The 2019 version of SITA's annual Baggage IT Insights shows that where tracking is done at check-in and loading onto the aircraft, the rate of improvement is as high as 66%.
These results come as the record drop in the baggage mishandling rate achieved globally over the past decade plateaus, with the rate steady at around 5.7 bags per thousand passengers over the past three years.
In 2018, the rate was 5.69 per thousand passengers.
According to SITA, over the past year, an increasing number of airlines and airports have started to introduce tracking at key points in the journey – check-in, loading onto the aircraft, transfers and arrival – to improve baggage management and further reduce the chances of a bag being mishandled.
The SITA 2019 Baggage IT Insights provides the first glimpse of the success of this tracking.
It reveals that where bags were being tracked when loaded onto the aircraft, the rate of improvement ranged between 38% and 66% depending on the level of tracking introduced.
SITA's baggage director, Peter Drummond, said: “While the mishandling rate has started to plateau over the past few years, this comes against a continued growth in passenger numbers and their bags.
"In 2018, 4.36 billion travellers checked in more than 4.27 billion bags. More bags makes things more challenging.
"Everyone across the industry needs to look beyond the process and technology improvements made in the past decade and adopt the latest technology such as tracking to make the next big cut in the rate of mishandled bags.”
Transferring baggage from one aircraft, or airline, to another remains a pinch point in the journey and in 2018 it was again the main reason for bags being mishandled.

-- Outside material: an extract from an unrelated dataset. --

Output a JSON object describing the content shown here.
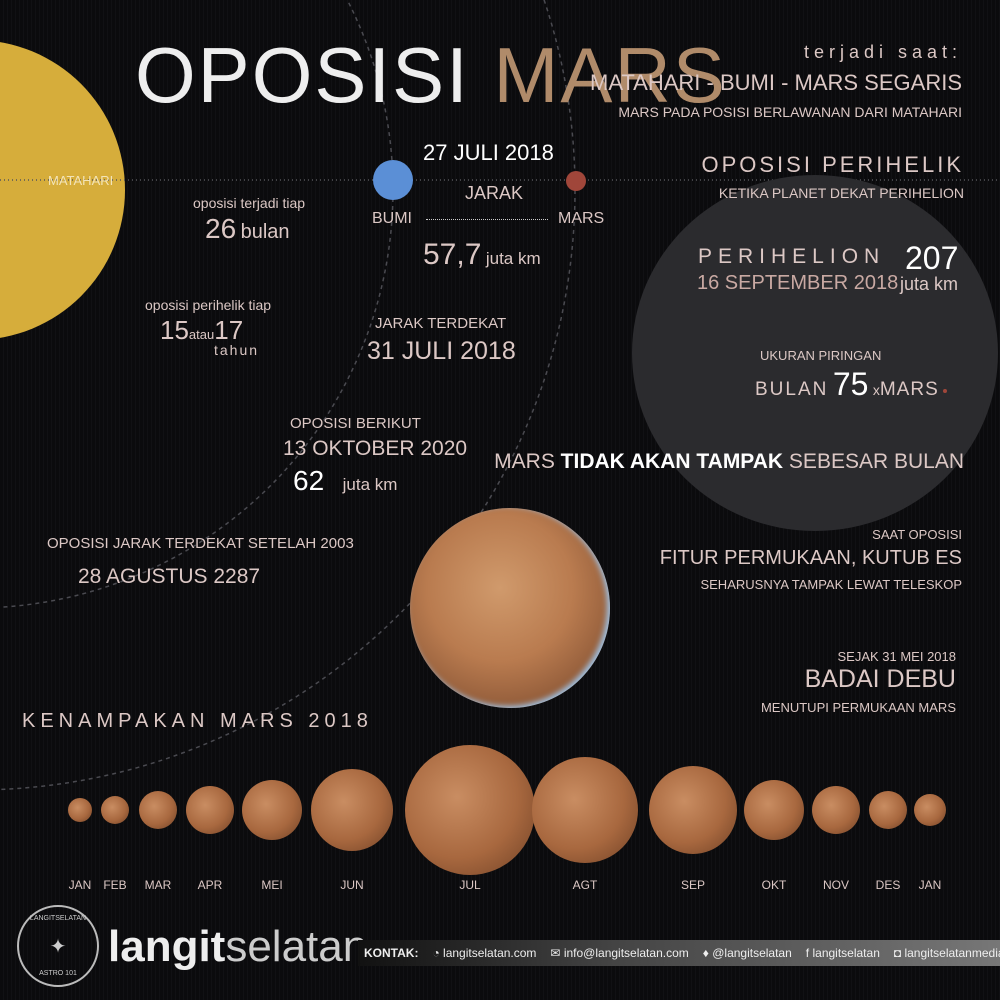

Transfer bags accounted for 46% of all mishandled bags.
Drummond added: “Transfer is by far the most difficult stage to track a bag as there are multiple airlines and airports involved.
"However, data from this year’s report shows that tracking at key points in the journey, such as transfers, will go a long way to eliminating mishandling and will allow airlines and their passengers to keep tabs on where their bags are at every step of the way.”
Over the past decade, total number of mishandled bags per annum has plummeted 47% from 46.9 million in 2007 to 24.8 million in 2018, while the annual bill footed by the industry has shrunk 43% to $2.4 billion, down from $4.22 billion in 2007.